# Best for Sub 1-30



## CubeLord (Aug 25, 2011)

What is the best method for sub 1-30 times? Where can you find tutorials for this method?


----------



## CubeLord (Aug 25, 2011)

3x3


----------



## chicken9290 (Aug 25, 2011)

CubeLord said:


> 3x3


 
you average sub 20 in competition why sub 1:30


----------



## CubeLord (Aug 25, 2011)

this method is for bld


----------



## chicken9290 (Aug 25, 2011)

CubeLord said:


> this method is for bld


 
oh 3x3 bld

m2 or freestyle(bh commutators)


----------



## RyanReese09 (Aug 25, 2011)

chicken9290 said:


> oh 3x3 bld
> 
> m2 or freestyle(bh commutators)


 
Kinda obvious it's about BLD, considering it's in the BLD section man.

M2/OP can get sub1:30 times, even pure OP can get sub 1:30 times.

M2/OP is probably the easiest method to get fast at, that can get sub1:30 times. Though using commutators, and getting fast at them, can make it even easier.


----------



## chicken9290 (Aug 25, 2011)

RyanReese09 said:


> Kinda obvious it's about BLD, considering it's in the BLD section man.
> 
> M2/OP can get sub1:30 times, even pure OP can get sub 1:30 times.
> 
> M2/OP is probably the easiest method to get fast at, that can get sub1:30 times. Though using commutators, and getting fast at them, can make it even easier.

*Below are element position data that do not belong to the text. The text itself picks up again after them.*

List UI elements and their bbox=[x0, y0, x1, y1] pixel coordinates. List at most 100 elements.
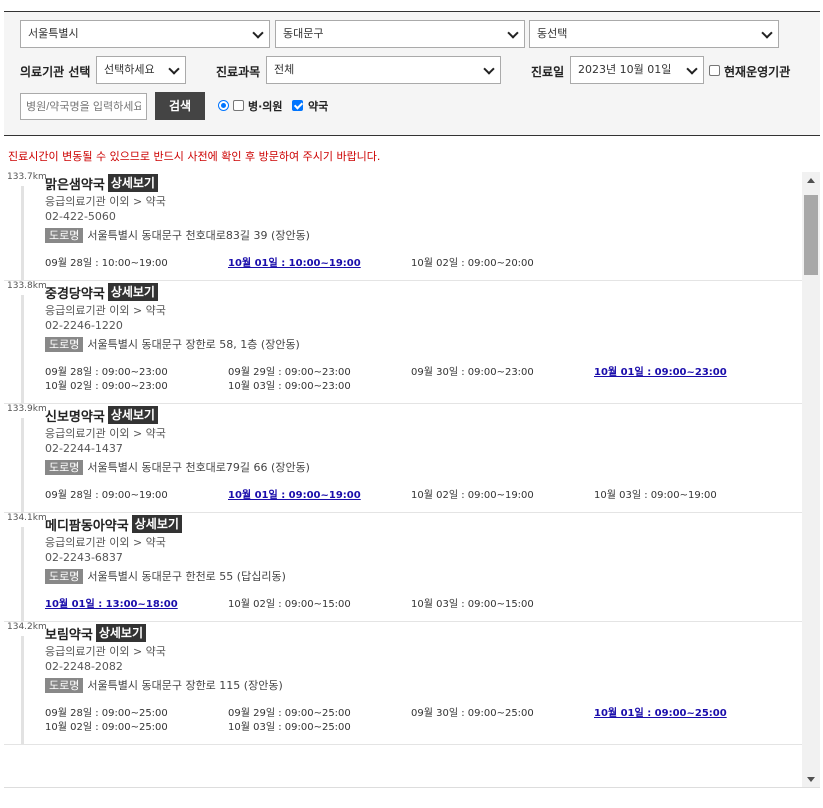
search-button[interactable]: 검색 bbox=[155, 92, 205, 120]
day-hours: 10월 02일 : 09:00~19:00 bbox=[411, 490, 534, 501]
day-hours: 09월 29일 : 09:00~23:00 bbox=[228, 367, 351, 378]
phone-number: 02-2248-2082 bbox=[45, 660, 123, 673]
distance: 134.2km bbox=[7, 622, 47, 632]
today-hours[interactable]: 10월 01일 : 09:00~23:00 bbox=[594, 366, 777, 379]
road-badge: 도로명 bbox=[45, 677, 84, 693]
institution-select-value: 선택하세요 bbox=[104, 63, 155, 76]
dong-select-value: 동선택 bbox=[537, 27, 568, 40]
today-hours[interactable]: 10월 01일 : 10:00~19:00 bbox=[228, 257, 411, 270]
road-badge: 도로명 bbox=[45, 568, 84, 584]
timeline-line bbox=[21, 295, 24, 403]
category: 응급의료기관 이외 > 약국 bbox=[45, 427, 166, 440]
pharmacy-name[interactable]: 중경당약국 bbox=[45, 283, 105, 302]
type-radio[interactable] bbox=[218, 100, 229, 111]
clinic-checkbox[interactable] bbox=[233, 100, 244, 111]
pharmacy-label: 약국 bbox=[308, 100, 329, 113]
day-hours: 09월 30일 : 09:00~25:00 bbox=[411, 708, 534, 719]
date-label: 진료일 bbox=[531, 65, 565, 79]
institution-select[interactable]: 선택하세요 bbox=[96, 56, 186, 84]
timeline-line bbox=[21, 636, 24, 744]
hours-grid: 09월 28일 : 09:00~19:00 10월 01일 : 09:00~19:… bbox=[45, 489, 820, 502]
distance: 134.1km bbox=[7, 513, 47, 523]
open-now-label: 현재운영기관 bbox=[724, 65, 791, 79]
pharmacy-name[interactable]: 신보명약국 bbox=[45, 406, 105, 425]
distance: 133.8km bbox=[7, 281, 47, 291]
list-item: 133.8km 중경당약국 상세보기 응급의료기관 이외 > 약국 02-224… bbox=[4, 281, 820, 404]
pharmacy-name[interactable]: 보림약국 bbox=[45, 624, 93, 643]
city-select[interactable]: 서울특별시 bbox=[20, 20, 270, 48]
chevron-down-icon bbox=[686, 63, 698, 75]
day-hours: 09월 28일 : 10:00~19:00 bbox=[45, 258, 168, 269]
day-hours: 10월 03일 : 09:00~23:00 bbox=[228, 381, 351, 392]
day-hours: 10월 03일 : 09:00~19:00 bbox=[594, 490, 717, 501]
list-item: 133.9km 신보명약국 상세보기 응급의료기관 이외 > 약국 02-224… bbox=[4, 404, 820, 513]
department-select-value: 전체 bbox=[274, 63, 295, 76]
address: 서울특별시 동대문구 한천로 55 (답십리동) bbox=[87, 570, 286, 583]
road-badge: 도로명 bbox=[45, 459, 84, 475]
district-select[interactable]: 동대문구 bbox=[275, 20, 525, 48]
scroll-up-arrow-icon[interactable] bbox=[807, 178, 815, 183]
dong-select[interactable]: 동선택 bbox=[529, 20, 779, 48]
day-hours: 10월 02일 : 09:00~20:00 bbox=[411, 258, 534, 269]
search-input[interactable] bbox=[20, 93, 147, 120]
scroll-thumb[interactable] bbox=[804, 195, 818, 275]
road-badge: 도로명 bbox=[45, 227, 84, 243]
phone-number: 02-2243-6837 bbox=[45, 551, 123, 564]
timeline-line bbox=[21, 527, 24, 621]
road-badge: 도로명 bbox=[45, 336, 84, 352]
address: 서울특별시 동대문구 천호대로83길 39 (장안동) bbox=[87, 229, 310, 242]
date-select-value: 2023년 10월 01일 bbox=[578, 63, 672, 76]
department-label: 진료과목 bbox=[216, 65, 261, 79]
category: 응급의료기관 이외 > 약국 bbox=[45, 536, 166, 549]
notice-text: 진료시간이 변동될 수 있으므로 반드시 사전에 확인 후 방문하여 주시기 바… bbox=[8, 150, 381, 163]
phone-number: 02-2246-1220 bbox=[45, 319, 123, 332]
detail-button[interactable]: 상세보기 bbox=[95, 624, 147, 642]
hours-grid: 09월 28일 : 10:00~19:00 10월 01일 : 10:00~19:… bbox=[45, 257, 820, 270]
pharmacy-name[interactable]: 맑은샘약국 bbox=[45, 174, 105, 193]
day-hours: 10월 02일 : 09:00~15:00 bbox=[228, 599, 351, 610]
category: 응급의료기관 이외 > 약국 bbox=[45, 645, 166, 658]
address: 서울특별시 동대문구 장한로 115 (장안동) bbox=[87, 679, 283, 692]
day-hours: 10월 03일 : 09:00~25:00 bbox=[228, 722, 351, 733]
scroll-down-arrow-icon[interactable] bbox=[807, 777, 815, 782]
pharmacy-list[interactable]: 133.7km 맑은샘약국 상세보기 응급의료기관 이외 > 약국 02-422… bbox=[4, 172, 820, 788]
timeline-line bbox=[21, 186, 24, 280]
day-hours: 10월 03일 : 09:00~15:00 bbox=[411, 599, 534, 610]
day-hours: 09월 30일 : 09:00~23:00 bbox=[411, 367, 534, 378]
chevron-down-icon bbox=[168, 63, 180, 75]
phone-number: 02-2244-1437 bbox=[45, 442, 123, 455]
hours-grid: 09월 28일 : 09:00~23:00 09월 29일 : 09:00~23:… bbox=[45, 366, 820, 393]
clinic-label: 병·의원 bbox=[248, 100, 283, 113]
category: 응급의료기관 이외 > 약국 bbox=[45, 195, 166, 208]
chevron-down-icon bbox=[507, 27, 519, 39]
institution-label: 의료기관 선택 bbox=[20, 65, 91, 79]
pharmacy-name[interactable]: 메디팜동아약국 bbox=[45, 515, 129, 534]
detail-button[interactable]: 상세보기 bbox=[107, 406, 158, 424]
chevron-down-icon bbox=[761, 27, 773, 39]
pharmacy-checkbox[interactable] bbox=[292, 100, 303, 111]
detail-button[interactable]: 상세보기 bbox=[131, 515, 182, 533]
day-hours: 10월 02일 : 09:00~23:00 bbox=[45, 381, 168, 392]
list-item: 133.7km 맑은샘약국 상세보기 응급의료기관 이외 > 약국 02-422… bbox=[4, 172, 820, 281]
list-item: 134.1km 메디팜동아약국 상세보기 응급의료기관 이외 > 약국 02-2… bbox=[4, 513, 820, 622]
scrollbar[interactable] bbox=[802, 172, 820, 787]
address: 서울특별시 동대문구 천호대로79길 66 (장안동) bbox=[87, 461, 310, 474]
filter-panel: 서울특별시 동대문구 동선택 의료기관 선택 선택하세요 진료과목 전체 진료일… bbox=[4, 12, 820, 136]
phone-number: 02-422-5060 bbox=[45, 210, 116, 223]
distance: 133.7km bbox=[7, 172, 47, 182]
chevron-down-icon bbox=[483, 63, 495, 75]
department-select[interactable]: 전체 bbox=[266, 56, 501, 84]
today-hours[interactable]: 10월 01일 : 13:00~18:00 bbox=[45, 598, 228, 611]
detail-button[interactable]: 상세보기 bbox=[107, 174, 158, 192]
timeline-line bbox=[21, 418, 24, 512]
hours-grid: 09월 28일 : 09:00~25:00 09월 29일 : 09:00~25:… bbox=[45, 707, 820, 734]
today-hours[interactable]: 10월 01일 : 09:00~19:00 bbox=[228, 489, 411, 502]
day-hours: 09월 28일 : 09:00~25:00 bbox=[45, 708, 168, 719]
date-select[interactable]: 2023년 10월 01일 bbox=[570, 56, 704, 84]
hours-grid: 10월 01일 : 13:00~18:00 10월 02일 : 09:00~15:… bbox=[45, 598, 820, 611]
open-now-checkbox[interactable] bbox=[709, 65, 720, 76]
detail-button[interactable]: 상세보기 bbox=[107, 283, 158, 301]
chevron-down-icon bbox=[252, 27, 264, 39]
city-select-value: 서울특별시 bbox=[28, 27, 79, 40]
today-hours[interactable]: 10월 01일 : 09:00~25:00 bbox=[594, 707, 777, 720]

o i dont go to individual sections i just stay on the home screen to find good threads. thats why i didnt know it was in the blindfold cubing thread


----------



## Mollerz (Aug 25, 2011)

Except when you click on the thread it says at the top Blindfold Cubing.


----------



## chicken9290 (Aug 25, 2011)

Yttrium said:


> Except when you click on the thread it says at the top Blindfold Cubing.


 
wow ive never seen that before ....fact noted


----------